Когда я забирался в повозку, мои ноги подгибались. Мистер Дейли сидел на месте кучера. Я споткнулся, он протянул мне руку и поддержал, пока я вновь не собрался с силами. Я заметил, как он пристально смотрит мне в лицо. Вероятно, моя бледность подсказала ему, что я пережил новое потрясение. Однако он ничего не сказал, лишь накинул мне на ноги тяжелый коврик и посадил на колени Паучка, чтобы мы могли согревать и успокаивать друг друга, а затем щелкнул кнутом и развернул лошадь.

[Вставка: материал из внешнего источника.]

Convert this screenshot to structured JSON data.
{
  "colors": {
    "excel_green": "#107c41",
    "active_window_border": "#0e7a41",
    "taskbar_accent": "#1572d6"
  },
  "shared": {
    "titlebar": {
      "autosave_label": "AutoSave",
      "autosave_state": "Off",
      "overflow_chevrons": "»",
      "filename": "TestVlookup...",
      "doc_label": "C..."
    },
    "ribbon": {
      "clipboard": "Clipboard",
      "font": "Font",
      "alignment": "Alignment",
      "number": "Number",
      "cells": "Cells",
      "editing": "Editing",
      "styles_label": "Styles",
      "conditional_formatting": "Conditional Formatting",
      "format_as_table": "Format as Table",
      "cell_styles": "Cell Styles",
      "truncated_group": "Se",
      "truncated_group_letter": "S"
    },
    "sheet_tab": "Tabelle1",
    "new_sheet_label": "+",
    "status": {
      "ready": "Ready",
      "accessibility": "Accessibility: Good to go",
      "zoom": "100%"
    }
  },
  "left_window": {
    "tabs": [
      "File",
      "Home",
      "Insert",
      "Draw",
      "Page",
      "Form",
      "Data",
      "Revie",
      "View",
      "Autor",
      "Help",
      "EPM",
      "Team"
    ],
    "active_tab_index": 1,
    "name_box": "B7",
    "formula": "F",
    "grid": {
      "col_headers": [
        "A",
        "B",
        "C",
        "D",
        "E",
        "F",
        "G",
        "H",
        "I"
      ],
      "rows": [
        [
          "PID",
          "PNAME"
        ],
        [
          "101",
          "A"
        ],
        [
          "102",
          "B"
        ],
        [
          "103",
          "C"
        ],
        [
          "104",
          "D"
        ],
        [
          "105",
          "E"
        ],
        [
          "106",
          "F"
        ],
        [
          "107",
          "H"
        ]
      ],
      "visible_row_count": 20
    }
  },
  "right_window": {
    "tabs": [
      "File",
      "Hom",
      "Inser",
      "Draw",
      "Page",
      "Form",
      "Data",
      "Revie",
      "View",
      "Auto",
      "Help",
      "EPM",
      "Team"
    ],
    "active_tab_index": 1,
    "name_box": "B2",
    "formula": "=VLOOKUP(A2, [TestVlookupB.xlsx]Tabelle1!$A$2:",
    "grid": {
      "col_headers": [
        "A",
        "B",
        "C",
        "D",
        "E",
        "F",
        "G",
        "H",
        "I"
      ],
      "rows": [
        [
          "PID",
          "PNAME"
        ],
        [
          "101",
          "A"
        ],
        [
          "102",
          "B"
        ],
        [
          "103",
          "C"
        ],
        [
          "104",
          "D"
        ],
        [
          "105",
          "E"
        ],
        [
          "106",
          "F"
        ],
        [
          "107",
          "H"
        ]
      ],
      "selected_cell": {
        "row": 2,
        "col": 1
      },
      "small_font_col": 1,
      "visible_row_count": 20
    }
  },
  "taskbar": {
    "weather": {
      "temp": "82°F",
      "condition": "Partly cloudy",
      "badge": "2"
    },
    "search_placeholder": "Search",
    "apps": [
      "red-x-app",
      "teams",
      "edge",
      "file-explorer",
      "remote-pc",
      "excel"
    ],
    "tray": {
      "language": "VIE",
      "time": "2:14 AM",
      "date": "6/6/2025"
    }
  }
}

Мы свернули с посыпанной гравием дорожки и поехали по сухой траве, пока не добрались до насыпной дороги Девять жизней и не начали переправу. Вода медленно отступала, небо окрасилось в жемчужно-серый цвет, воздух стал влажным, холодным и неподвижным, как это часто бывает после бури. Нас окружали мрачные, унылые, окутанные туманом болота, а впереди лежала промозглая, угрюмая и лишенная красок равнина. Лошадь шла спокойным и размеренным шагом, а мистер Дейли напевал себе что-то под нос, однако я не мог разобрать мелодию. Я сидел в оцепенении, напоминавшем некое подобие транса, и едва понимал, что происходит вокруг. Я знал лишь, что повозка двигалась, а воздух вокруг нас был темным.

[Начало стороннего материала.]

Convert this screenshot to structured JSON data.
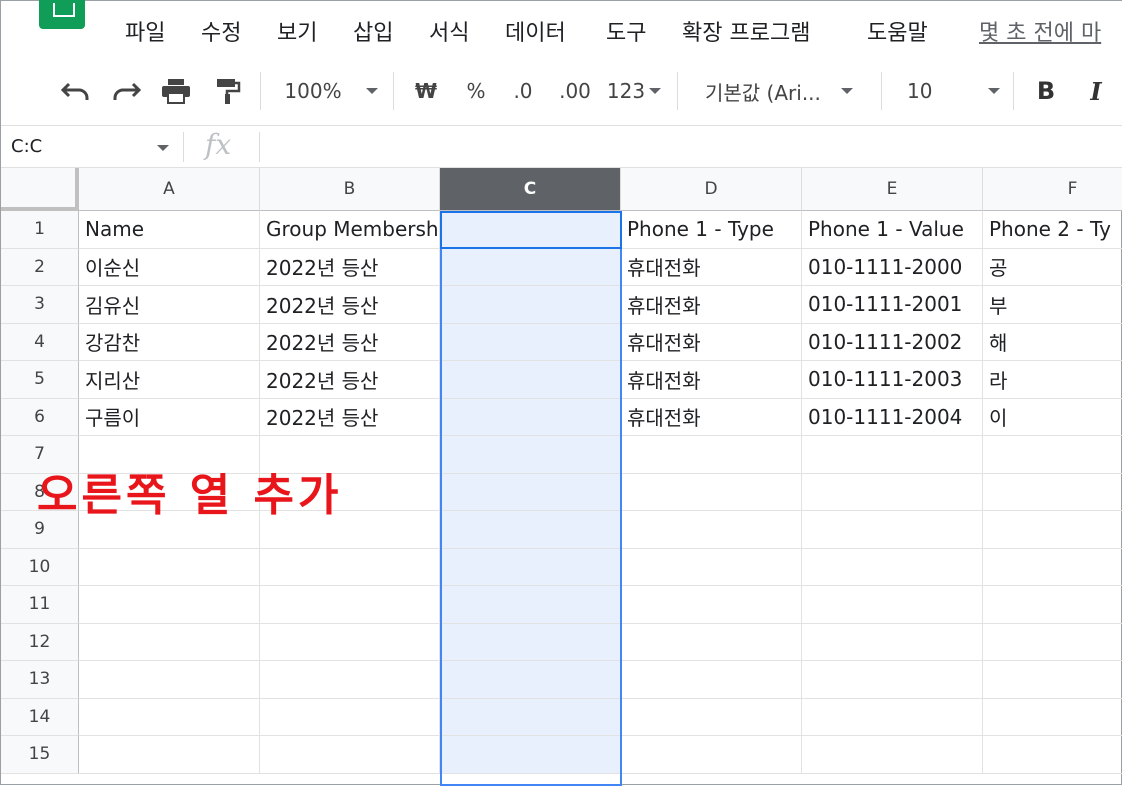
{
  "menu": {
    "items": [
      "파일",
      "수정",
      "보기",
      "삽입",
      "서식",
      "데이터",
      "도구",
      "확장 프로그램",
      "도움말"
    ],
    "last_edit": "몇 초 전에 마"
  },
  "toolbar": {
    "zoom": "100%",
    "currency": "₩",
    "percent": "%",
    "dec_decrease": ".0",
    "dec_increase": ".00",
    "more_formats": "123",
    "font": "기본값 (Ari...",
    "font_size": "10",
    "bold": "B",
    "italic": "I"
  },
  "formula_bar": {
    "name_box": "C:C",
    "fx": "fx",
    "value": ""
  },
  "sheet": {
    "columns": [
      "A",
      "B",
      "C",
      "D",
      "E",
      "F"
    ],
    "selected_column": "C",
    "row_numbers": [
      "1",
      "2",
      "3",
      "4",
      "5",
      "6",
      "7",
      "8",
      "9",
      "10",
      "11",
      "12",
      "13",
      "14",
      "15"
    ],
    "rows": [
      [
        "Name",
        "Group Membership",
        "",
        "Phone 1 - Type",
        "Phone 1 - Value",
        "Phone 2 - Ty"
      ],
      [
        "이순신",
        "2022년 등산",
        "",
        "휴대전화",
        "010-1111-2000",
        "공"
      ],
      [
        "김유신",
        "2022년 등산",
        "",
        "휴대전화",
        "010-1111-2001",
        "부"
      ],
      [
        "강감찬",
        "2022년 등산",
        "",
        "휴대전화",
        "010-1111-2002",
        "해"
      ],
      [
        "지리산",
        "2022년 등산",
        "",
        "휴대전화",
        "010-1111-2003",
        "라"
      ],
      [
        "구름이",
        "2022년 등산",
        "",
        "휴대전화",
        "010-1111-2004",
        "이"
      ]
    ]
  },
  "annotation": "오른쪽 열 추가",
  "colors": {
    "annotation": "#e8151b",
    "selection": "#4285f4",
    "selected_fill": "#e8f0fe",
    "brand": "#0f9d58"
  }
}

Но когда мы покинули болота и выехали на дорогу, оставив устье реки далеко позади, я оглянулся. Мрачный темно-серый особняк Ил-Марш возвышался над болотами как скала. Его окна с закрытыми ставнями были темными. Я не заметил ни одной тени или силуэта, ни одной живой или мертвой души. Мне казалось, никто не смотрел нам вслед. Затем копыта лошади быстро застучали по узкой бетонированной дороге между канавами и зарослями кустарника. Я отвернулся от этого ужасного места и вознес к небесам молитву, чтобы мне никогда не пришлось увидеть его вновь.

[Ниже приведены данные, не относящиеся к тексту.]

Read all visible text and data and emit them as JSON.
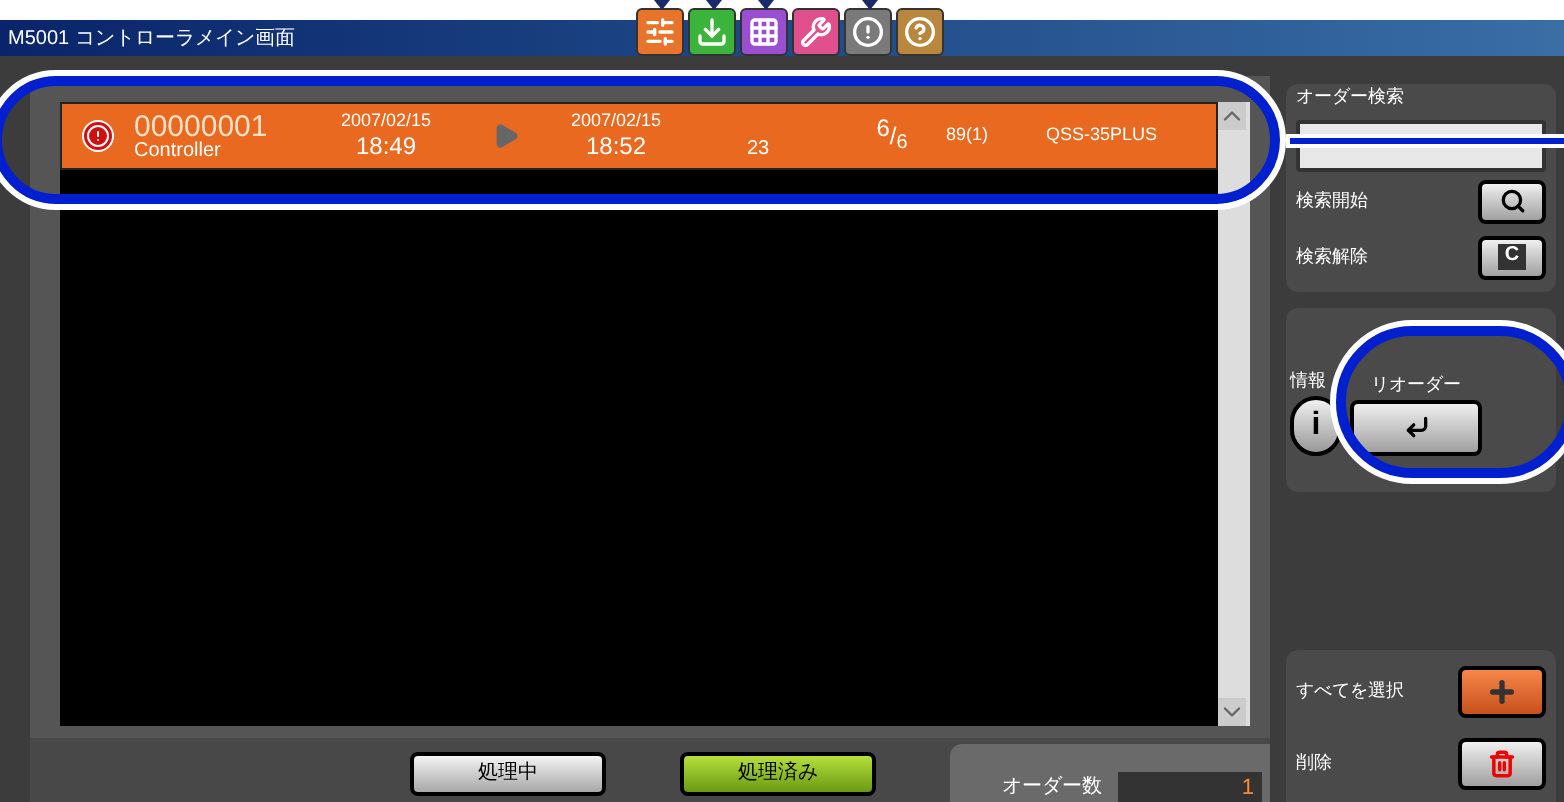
{
  "window": {
    "title": "M5001 コントローラメイン画面"
  },
  "toolbar": [
    {
      "kind": "settings",
      "color": "#e8732a",
      "marker": true
    },
    {
      "kind": "download",
      "color": "#3cb43c",
      "marker": true
    },
    {
      "kind": "grid",
      "color": "#9b4fd0",
      "marker": true
    },
    {
      "kind": "wrench",
      "color": "#e0508c",
      "marker": false
    },
    {
      "kind": "alert",
      "color": "#7a7a7a",
      "marker": true
    },
    {
      "kind": "help",
      "color": "#b8863c",
      "marker": false
    }
  ],
  "orders": [
    {
      "error": true,
      "number": "00000001",
      "name": "Controller",
      "start_date": "2007/02/15",
      "start_time": "18:49",
      "end_date": "2007/02/15",
      "end_time": "18:52",
      "column_5": "23",
      "count": "6",
      "separator": "/",
      "total": "6",
      "column_7": "89(1)",
      "model": "QSS-35PLUS"
    }
  ],
  "status_tabs": [
    {
      "label": "処理中",
      "selected": false
    },
    {
      "label": "処理済み",
      "selected": true
    }
  ],
  "order_count": {
    "label": "オーダー数",
    "value": "1"
  },
  "search": {
    "label": "オーダー検索",
    "start_label": "検索開始",
    "clear_label": "検索解除",
    "clear_key": "C"
  },
  "info": {
    "label": "情報",
    "key": "i"
  },
  "reorder": {
    "label": "リオーダー"
  },
  "select_all": {
    "label": "すべてを選択"
  },
  "delete": {
    "label": "削除"
  }
}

С того момента, как я сел в двуколку, мистер Сэмюель Дейли обращался со мной очень бережно и с большой заботой, словно я был инвалидом. Когда же мы прибыли в его дом, его старания обеспечить мне надлежащий отдых и покой удвоились. Мне подготовили комнату — это оказалось просторное тихое помещение с маленьким балконом, выходившее окнами в сад, за которым начиналось поле. В гостиницу «Гиффорд армс» тут же послали слугу, который должен был забрать оставшиеся там вещи. После этого мне подали легкий завтрак и оставили меня одного, чтобы я мог выспаться. Паучка помыли, причесали и принесли ко мне. «Раз уж вы привыкли к ней», — сказал мистер Дейли. Собака с довольным видом улеглась около моего кресла. Судя по всему, она уверилась, что пережитые утром неприятности остались в прошлом.
Я отдыхал, но не мог уснуть, мой мозг все еще находился в смятении, мысли лихорадочно крутились в моей голове, нервы были напряжены. Я радовался тишине и покою, но особое удовольствие мне доставляло сознание того, что хотя в комнате я был совсем один и никто не тревожил меня, однако в доме и в городе жили люди, много людей, и все они занимались своими обычными делами. Я все еще не мог до конца поверить, что вновь оказался в нормальном мире и жизнь вокруг меня идет своим чередом.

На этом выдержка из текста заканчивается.